Welcome to the inaugural class of '29. We've selected 29 graduating college seniors, entering the "real" world in 2018, to write about the state of their lives. What are their hopes, dreams, fears, stressors, failures, and successes as they leave school behind? We will be releasing new entries on a daily basis. If you would like yours to be considered, please email firstname.lastname@example.org.
On May 12, in front of my family and friends, I accepted my degree from Appalachian State University. Over the next six months, I will move three times, start a full-time job at my hometown aquatics center, take four vacations, oh, and go on a honeymoon.
That’s right. On November 17 — almost six months to the day after I earned my college degree — I will marry my highschool sweetheart, a.k.a. the man of my dreams. The wedding will take place right across the street from my childhood home. We plan to exchange our vows in front of people we’ve loved our entire lives and some who are a little newer to our story.
I know what you’re probably thinking, because everyone who learns of our plans seems more than eager to share their views. If you’re like most people I encounter, it will fall along one of these lines: “Why are you getting married at 22?” “I wish I could be that committed to a person at this age or even had it together like that.” or, my personal favorite, “So you’re just going to be a housewife?”
First of all I don’t have it “together.” I just found my person earlier than some people do. The thought of having my whole life figured out just because I’m engaged is one of the funniest things I’ve ever heard. I’ve been in love with James since I was 16 years old. From the moment I met him at age 12, I knew he was going to be important in my life. There’s never been a doubt in my mind that he is who was put on this Earth for me. I have that type of passion with him that people write books about and even start wars over. Everything about him sets me on fire. In James, have found my equal.

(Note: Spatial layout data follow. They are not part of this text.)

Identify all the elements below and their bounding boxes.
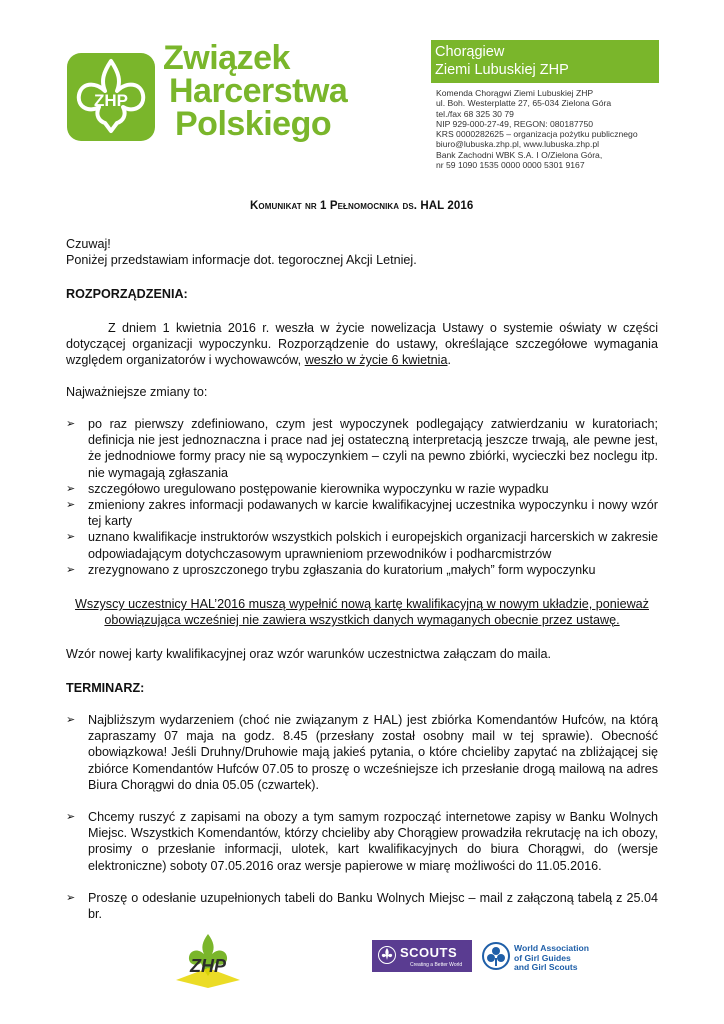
arrow-bullet-icon: ➢ <box>66 563 76 576</box>
paragraph-text: Z dniem 1 kwietnia 2016 r. weszła w życie nowelizacja Ustawy o systemie oświaty w części dotyczącej organizacji wypoczynku. Rozporządzenie do ustawy, określające szczegółowe wymagania względem organizatorów i wychowawców, <box>66 321 658 367</box>
trefoil-icon <box>482 942 510 970</box>
list-item-text: uznano kwalifikacje instruktorów wszystkich polskich i europejskich organizacji harcerskich w zakresie odpowiadającym dotychczasowym uprawnieniom przewodników i podharcmistrzów <box>88 530 658 561</box>
list-item-text: szczegółowo uregulowano postępowanie kierownika wypoczynku w razie wypadku <box>88 481 549 496</box>
badge-text: ZHP <box>94 91 128 110</box>
intro-text: Poniżej przedstawiam informacje dot. tegorocznej Akcji Letniej. <box>66 253 417 267</box>
wagggs-logo-text <box>514 944 589 973</box>
address-line: tel./fax 68 325 30 79 <box>436 108 514 119</box>
arrow-bullet-icon: ➢ <box>66 891 76 904</box>
list-item-text: Proszę o odesłanie uzupełnionych tabeli do Banku Wolnych Miejsc – mail z załączoną tabelą z 25.04 br. <box>88 890 658 922</box>
zhp-lily-badge-icon <box>65 51 157 143</box>
list-item-text: po raz pierwszy zdefiniowano, czym jest wypoczynek podlegający zatwierdzaniu w kuratoriach; definicja nie jest jednoznaczna i prace nad jej ostateczną interpretacją jeszcze trwają, ale pewne jest, że jednodniowe formy pracy nie są wypoczynkiem – czyli na pewno zbiórki, wycieczki bez noclegu itp. nie wymagają zgłaszania <box>88 417 658 480</box>
address-line: NIP 929-000-27-49, REGON: 080187750 <box>436 118 594 129</box>
arrow-bullet-icon: ➢ <box>66 499 76 512</box>
regulations-paragraph <box>66 320 658 368</box>
scouts-logo <box>372 940 472 972</box>
address-line: Komenda Chorągwi Ziemi Lubuskiej ZHP <box>436 88 594 98</box>
list-item-text: zmieniony zakres informacji podawanych w karcie kwalifikacyjnej uczestnika wypoczynku i nowy wzór tej karty <box>88 498 658 529</box>
document-title: Komunikat nr 1 Pełnomocnika ds. HAL 2016 <box>250 200 474 212</box>
schedule-list <box>66 712 658 938</box>
contact-address-block <box>436 88 638 170</box>
changes-heading: Najważniejsze zmiany to: <box>66 385 208 399</box>
qualification-card-notice <box>66 596 658 628</box>
list-item <box>66 416 658 481</box>
scouts-name: SCOUTS <box>400 945 458 960</box>
banner-line: Ziemi Lubuskiej ZHP <box>435 62 569 78</box>
greeting: Czuwaj! <box>66 237 111 251</box>
list-item <box>66 497 658 529</box>
effective-date-text: weszło w życie 6 kwietnia <box>304 353 448 367</box>
zhp-footer-text: ZHP <box>190 956 226 976</box>
paragraph-end: . <box>447 353 451 367</box>
address-line: Bank Zachodni WBK S.A. I O/Zielona Góra, <box>436 149 603 160</box>
region-banner <box>431 40 659 83</box>
fleur-de-lis-icon <box>378 946 396 964</box>
list-item <box>66 562 658 578</box>
logo-line: Związek <box>163 39 290 77</box>
list-item-text: zrezygnowano z uproszczonego trybu zgłaszania do kuratorium „małych” form wypoczynku <box>88 562 596 577</box>
wagggs-line: World Association <box>514 943 589 953</box>
banner-line: Chorągiew <box>435 44 505 60</box>
attachment-note: Wzór nowej karty kwalifikacyjnej oraz wzór warunków uczestnictwa załączam do maila. <box>66 647 552 661</box>
list-item <box>66 481 658 497</box>
address-line: biuro@lubuska.zhp.pl, www.lubuska.zhp.pl <box>436 139 600 150</box>
wagggs-line: and Girl Scouts <box>514 962 578 972</box>
address-line: KRS 0000282625 – organizacja pożytku publicznego <box>436 129 638 140</box>
notice-line: obowiązująca wcześniej nie zawiera wszystkich danych wymaganych obecnie przez ustawę. <box>104 613 620 627</box>
logo-line: Polskiego <box>175 105 332 143</box>
logo-line: Harcerstwa <box>169 72 348 110</box>
notice-line: Wszyscy uczestnicy HAL’2016 muszą wypełnić nową kartę kwalifikacyjną w nowym układzie, ponieważ <box>75 597 649 611</box>
arrow-bullet-icon: ➢ <box>66 482 76 495</box>
list-item <box>66 809 658 874</box>
scouts-tagline: Creating a Better World <box>410 962 463 968</box>
section-heading-schedule: TERMINARZ: <box>66 681 145 695</box>
list-item <box>66 712 658 793</box>
organization-logo-wordmark <box>163 39 348 143</box>
list-item <box>66 529 658 561</box>
arrow-bullet-icon: ➢ <box>66 714 76 726</box>
zhp-footer-logo-icon <box>168 930 248 990</box>
list-item-text: Najbliższym wydarzeniem (choć nie związanym z HAL) jest zbiórka Komendantów Hufców, na którą zapraszamy 07 maja na godz. 8.45 (przesłany został osobny mail w tej sprawie). Obecność obowiązkowa! Jeśli Druhny/Druhowie mają jakieś pytania, o które chcieliby zapytać na zbliżającej się zbiórce Komendantów Hufców 07.05 to proszę o wcześniejsze ich przesłanie drogą mailową na adres Biura Chorągwi do dnia 05.05 (czwartek). <box>88 713 658 792</box>
address-line: nr 59 1090 1535 0000 0000 5301 9167 <box>436 160 585 171</box>
address-line: ul. Boh. Westerplatte 27, 65-034 Zielona Góra <box>436 98 612 109</box>
changes-list <box>66 416 658 578</box>
arrow-bullet-icon: ➢ <box>66 418 76 430</box>
section-heading-regulations: ROZPORZĄDZENIA: <box>66 287 188 301</box>
arrow-bullet-icon: ➢ <box>66 531 76 544</box>
list-item <box>66 890 658 922</box>
arrow-bullet-icon: ➢ <box>66 811 76 824</box>
list-item-text: Chcemy ruszyć z zapisami na obozy a tym samym rozpocząć internetowe zapisy w Banku Wolnych Miejsc. Wszystkich Komendantów, którzy chcieliby aby Chorągiew prowadziła rekrutację na ich obozy, prosimy o przesłanie informacji, ulotek, kart kwalifikacyjnych do biura Chorągwi, do (wersje elektroniczne) soboty 07.05.2016 oraz wersje papierowe w miarę możliwości do 11.05.2016. <box>88 810 658 873</box>
wagggs-line: of Girl Guides <box>514 952 571 963</box>
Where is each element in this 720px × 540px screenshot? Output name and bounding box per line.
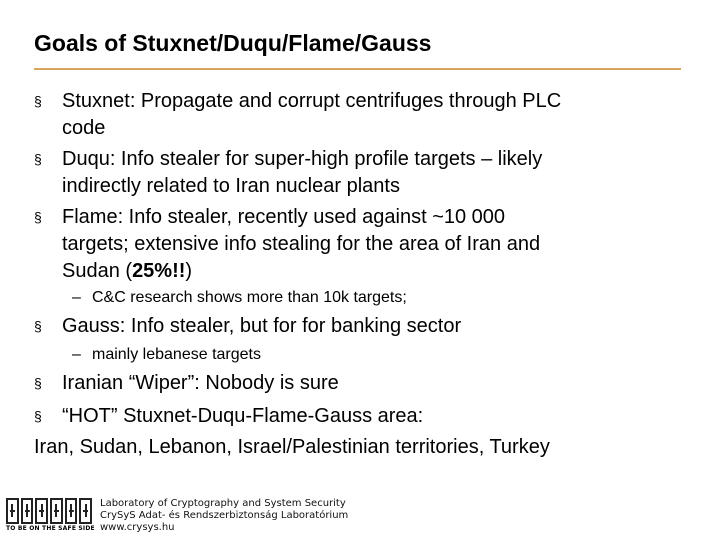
footer [6, 498, 348, 534]
bullet-stuxnet [34, 88, 694, 142]
bullet-duqu [34, 146, 694, 200]
sub-bullet-text: mainly lebanese targets [92, 346, 261, 363]
footer-line-lab-en: Laboratory of Cryptography and System Security [100, 498, 346, 509]
sub-bullet-mark: – [72, 289, 81, 306]
bullet-mark: § [34, 408, 42, 424]
slide-title: Goals of Stuxnet/Duqu/Flame/Gauss [34, 30, 432, 56]
logo-tagline: TO BE ON THE SAFE SIDE [6, 525, 95, 532]
crysys-logo [6, 498, 95, 534]
hot-area-countries: Iran, Sudan, Lebanon, Israel/Palestinian territories, Turkey [34, 436, 550, 458]
bullet-mark: § [34, 209, 42, 225]
bullet-text-line: targets; extensive info stealing for the area of Iran and [62, 233, 541, 255]
bullet-text-line: Flame: Info stealer, recently used against ~10 000 [62, 206, 506, 228]
bullet-gauss [34, 313, 694, 340]
bullet-mark: § [34, 151, 42, 167]
bullet-text-line: code [62, 117, 106, 139]
bullet-text-emphasis: 25%!! [132, 260, 186, 282]
footer-line-url: www.crysys.hu [100, 522, 175, 533]
footer-text [100, 498, 348, 534]
bullet-hot-area [34, 403, 694, 430]
title-divider [34, 68, 681, 70]
bullet-text-post: ) [185, 260, 193, 282]
bullet-text-line: indirectly related to Iran nuclear plants [62, 175, 400, 197]
footer-line-lab-hu: CrySyS Adat- és Rendszerbiztonság Laboratórium [100, 510, 349, 521]
bullet-mark: § [34, 318, 42, 334]
bullet-text-line: Stuxnet: Propagate and corrupt centrifuges through PLC [62, 90, 562, 112]
sub-bullet-mark: – [72, 346, 81, 363]
bullet-wiper [34, 370, 694, 397]
bullet-mark: § [34, 93, 42, 109]
bullet-text-line: Iranian “Wiper”: Nobody is sure [62, 372, 339, 394]
bullet-text-pre: Sudan ( [62, 260, 133, 282]
crysys-logo-mark [6, 498, 92, 524]
bullet-mark: § [34, 375, 42, 391]
bullet-text-line: Gauss: Info stealer, but for for banking sector [62, 315, 462, 337]
sub-bullet-text: C&C research shows more than 10k targets; [92, 289, 407, 306]
bullet-text-line: “HOT” Stuxnet-Duqu-Flame-Gauss area: [62, 405, 424, 427]
bullet-flame [34, 204, 694, 285]
sub-bullet-cnc [72, 288, 692, 308]
sub-bullet-lebanese [72, 345, 692, 365]
bullet-text-line: Duqu: Info stealer for super-high profile targets – likely [62, 148, 543, 170]
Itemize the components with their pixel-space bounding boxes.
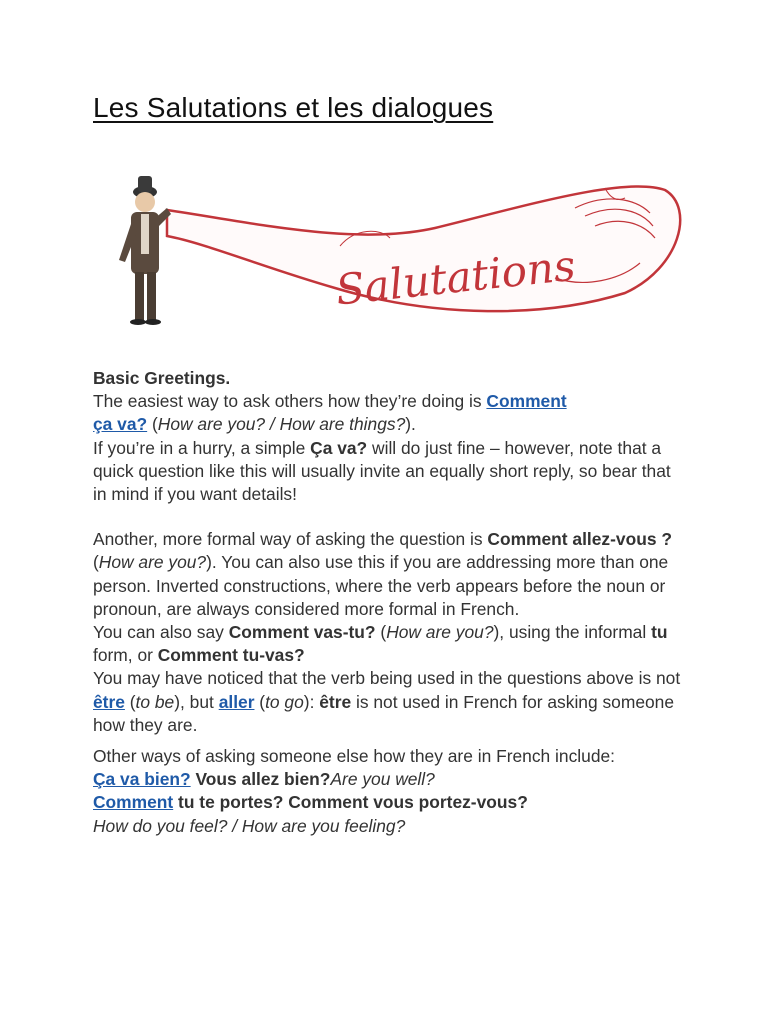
- paragraph-1: The easiest way to ask others how they’re doing is Comment ça va? (How are you? / How are things?).: [93, 391, 567, 435]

Yes, I’m sure of him. I’m sure of our decision to build a life together. But if I’m being honest, I’m not sure of a whole lot else. And so sometimes I worry that maybe I can’t have it all, maybe with James I got all of the passion that I’m allowed to have.
I don’t know what I want to be when I “grow up,” which is a problem because I am technically “grown up” already. I picked a degree in public relations because I thought it would give me many options for the future. But now it feels like those options are overwhelming me to the point of drowning. Should I enter local government? Should I teach? What about working for a PR firm? Should I get my master’s degree? If so, what should I get it in? Should I just be a stay at home mom and write about that? I want to be the PTA mom, but I also want to show my future daughters that a woman can do anything a man can.
Most of all, I don’t want to settle when it comes to my career. I don’t want to wake up 40 years from now and realize that I wasted my life away in a job that I hate in a cubicle with no windows. I want to find the same passion in my professional life that I have in my personal life. I want to wake up and know I’m doing what I was called to do.
So I’m taking some time off, a year to be exact. Instead of applying to grad school or committing to a career path I’m going to focus on the things that I love and that make me who I am. I am determined to find the things that drove me to try so hard in college. I am going to find that passion no matter what. I wish I had some magical ending to share about how I had an awakening and knew what I was called to do and knew exactly how I was going to get there but I don’t. The only advice I can give is to never settle for anything that doesn’t set your soul on fire. No matter if it’s a job, significant other, place or anything else. Life is too short for anything else.
Kaitlyn Reavis graduated from Appalachian State University with a major in Public Relations. After graduation she moved back home to Burlington, North Carolina, where she will work for her local Parks & Recreation Department and write until she finds the passion that she’s looking for.